Wedbush Morgan analysts Craig Berger and James Schneider initiated coverage on Atmel (NASDAQ:ATML) with a buy rating and $6.50 target price. Highlights from their note to clients:
• Despite ATML’s run from around $2 in Q3’05 to current levels over $5.00, we think the company’s prospects for margin expansion and cost reduction, as well as healthy overall industry dynamics, will provide tailwinds to the stock over the coming months. Longer term, we see additional opportunities for cost reduction as the company has significant room to trim higher-cost manufacturing facilities and outsource the manufacturing of more of its commodity product lines.

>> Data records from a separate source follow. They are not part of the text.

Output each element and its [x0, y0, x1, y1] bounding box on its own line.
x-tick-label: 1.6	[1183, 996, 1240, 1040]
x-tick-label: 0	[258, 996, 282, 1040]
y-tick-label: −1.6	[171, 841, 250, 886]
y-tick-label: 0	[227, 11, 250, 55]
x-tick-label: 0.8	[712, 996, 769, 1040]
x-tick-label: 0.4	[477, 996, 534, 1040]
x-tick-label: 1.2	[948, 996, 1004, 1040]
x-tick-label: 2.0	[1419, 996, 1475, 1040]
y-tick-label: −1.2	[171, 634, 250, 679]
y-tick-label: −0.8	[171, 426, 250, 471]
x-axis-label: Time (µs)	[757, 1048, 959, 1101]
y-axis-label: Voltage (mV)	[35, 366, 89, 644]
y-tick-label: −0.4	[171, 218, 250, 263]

• Atmel has recently announced a series of restructuring activities aimed at lowering costs, including headcount reductions, fab closures, and outsourced manufacturing. We think Atmel can increase gross margins by at least +5 points to 35% over the next year, while continuing to trim OpEx to more sustainable levels. We expect gross margins could rise an additional +2-3 points if management gets more aggressive about cutting costs further in its manufacturing
• We believe ongoing process shrinks and cost improvements in Atmel’s highly competitive memory, ASIC, and microcontroller businesses will outpace the rate of price declines in the broader market through 2006. We believe Atmel can reduce its cost basis in ASICs and memory by 30-35% on a blended basis in 2006 versus likely 20-30% annual price declines. We see as much as +3-4% of total gross margin upside if the company can execute on its process shrinks in a timely fashion.
• Our channel checks show that Atmel recently implemented price increases at distributors on the consumer, wireless communications, and industrial markets, each of which remains strong or seems poised for a recovery this year. We think the company’s heavy exposure to high-volume commodity products, while not a sustaining positive, will likely provide some short-term benefits as competitors in the broader semiconductor business are seeing lean inventories and thus robust pricing trends.
• Given Atmel’s depressed earnings power, its valuation on a 2006 EPS basis is not very meaningful at 39x our estimate. However, we think the company’s valuation is more compelling on a 2006 EV/Sales (1.3x) or a calendar 2007 P/E basis (14x). Given the company’s opportunities for restructuring and cost reduction, as well as very healthy overall industry dynamics, we see upside in the stock to $6.50 per share, which is 18x our 2007 EPS
estimate, or a 1.6x multiple of 2006 EV/Sales.